Pollution en Cévennes : Umicore promet des travaux

Il y a quelques mois, nous avions évoqué cette pollution mortelle qui touchait la région d’Anduze. Si le lieu compte de nombreux campings et chambres d’hôte, il est, comme de nombreux endroits en Cévennes, un vestige minier d’exploitations passées. Poussé dans le dos par une association de riverains, la société vient de s’engager à dépolluer le site dit « de la Vieille Montagne ».

A l’instar de nombreux médias français, nous avions fait échos de cette pollution accusée de nombreux décès et maladies dans cette région, symbole du tourisme familial. A l’époque, tels de vieux trous de mine, la multinationale et le pouvoir politique étaient fermés à toute déclaration.

Depuis, la situation a bien changée. Peu de temps après ce tapage médiatique, la société, dont le siège social se trouve à Bruxelles, a répondu aux critiques via son site internet (http://www.umicore.com/en/media/press/saint-felix). Fait plus concret, elle vient d’adresser un courrier à la principale association de riverains pour lui faire savoir l’immédiateté de la dépollution du lieu problématique.

La digue à stériles (sorte de terril NDLR) chargée de plomb et de zinc sera totalement retravaillée afin que les métaux dont elle est chargée ne s’écoulent plus dans un cours d’eau local.

La société Umicore ? Petit rappel

Umicore est une multinationale installée à Bruxelles.

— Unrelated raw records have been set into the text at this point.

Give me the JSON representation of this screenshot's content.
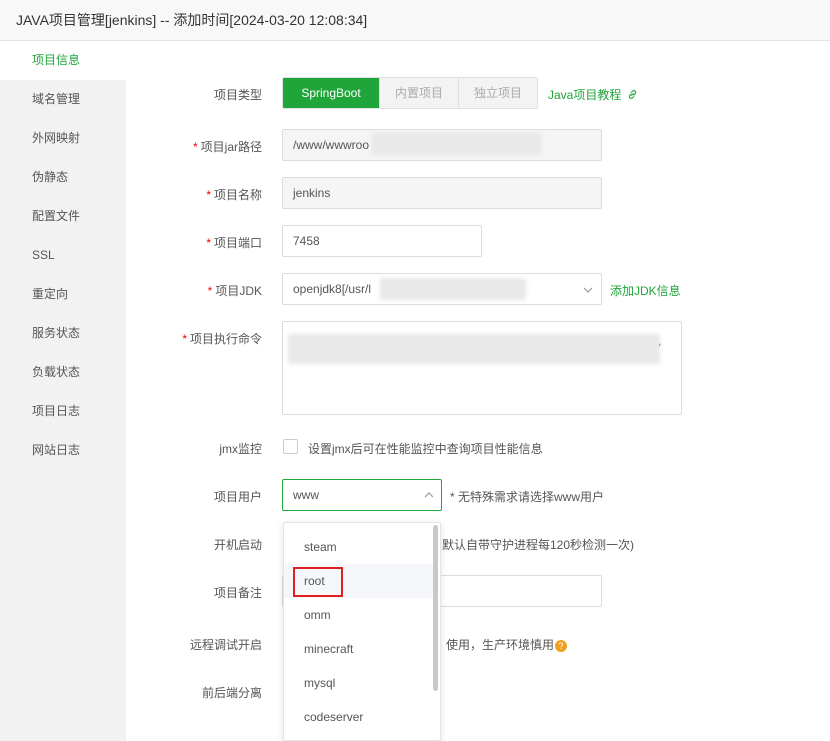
{
  "window": {
    "title": "JAVA项目管理[jenkins] -- 添加时间[2024-03-20 12:08:34]"
  },
  "sidebar": {
    "items": [
      {
        "label": "项目信息",
        "active": true
      },
      {
        "label": "域名管理"
      },
      {
        "label": "外网映射"
      },
      {
        "label": "伪静态"
      },
      {
        "label": "配置文件"
      },
      {
        "label": "SSL"
      },
      {
        "label": "重定向"
      },
      {
        "label": "服务状态"
      },
      {
        "label": "负载状态"
      },
      {
        "label": "项目日志"
      },
      {
        "label": "网站日志"
      }
    ]
  },
  "form": {
    "type": {
      "label": "项目类型",
      "options": [
        "SpringBoot",
        "内置项目",
        "独立项目"
      ],
      "selected": "SpringBoot",
      "tutorial_link": "Java项目教程"
    },
    "jar_path": {
      "label": "项目jar路径",
      "value": "/www/wwwroo"
    },
    "name": {
      "label": "项目名称",
      "value": "jenkins"
    },
    "port": {
      "label": "项目端口",
      "value": "7458"
    },
    "jdk": {
      "label": "项目JDK",
      "value": "openjdk8[/usr/l",
      "add_link": "添加JDK信息"
    },
    "command": {
      "label": "项目执行命令",
      "visible_fragment": "..jdk1.8/bin/java -jar .. ,",
      "trail": ","
    },
    "jmx": {
      "label": "jmx监控",
      "checkbox_label": "设置jmx后可在性能监控中查询项目性能信息"
    },
    "user": {
      "label": "项目用户",
      "value": "www",
      "hint": "* 无特殊需求请选择www用户"
    },
    "autostart": {
      "label": "开机启动",
      "hint_partial": "默认自带守护进程每120秒检测一次)"
    },
    "remark": {
      "label": "项目备注"
    },
    "remote_debug": {
      "label": "远程调试开启",
      "hint_partial": "、使用，生产环境慎用"
    },
    "separation": {
      "label": "前后端分离"
    }
  },
  "user_dropdown": {
    "options": [
      "steam",
      "root",
      "omm",
      "minecraft",
      "mysql",
      "codeserver"
    ],
    "highlighted": "root"
  },
  "colors": {
    "accent": "#20a53a",
    "required": "#ef0808",
    "highlight_box": "#e02020",
    "help": "#f0a020"
  }
}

Son CEO, Thomas Leysen, dirige entre autres, KBC et le groupe de presse Corelio. Jusqu’en 1971, la société a exploité des mines de zinc et de plomb en Cévennes, non loin d’Anduze et du village de Saint-Félix-de-Pallières. Ces mines seraient à l’origine de la pollution et de l’empoisonnement de plusieurs riverains.

Entre autre, à cause des écoulements provenant des « stériles » vers un cours d’eau local. Il est reproché à la société d’avoir bâclé les travaux de remise en état du site en 1990. Alors que la digue aurait du être recouverte d’une couche d’argile épaisse de 30 à 40 centimètres, il s’est avéré que celle-ci était bien plus mince mais surtout, que la terre utilisée était polluée au préalable.

Un courrier explicite

Dans sa lettre adressée fin juin à l’association, Umicore fait suite à une visite effectuée récemment sur place. Le message est clair : « Nous vous avons confirmé que notre soucis est d’entretenir de manière pérenne l’ouvrage et d’éviter toute activité susceptible de dégrader les installations de confirment des matériaux qu’il contient…. ».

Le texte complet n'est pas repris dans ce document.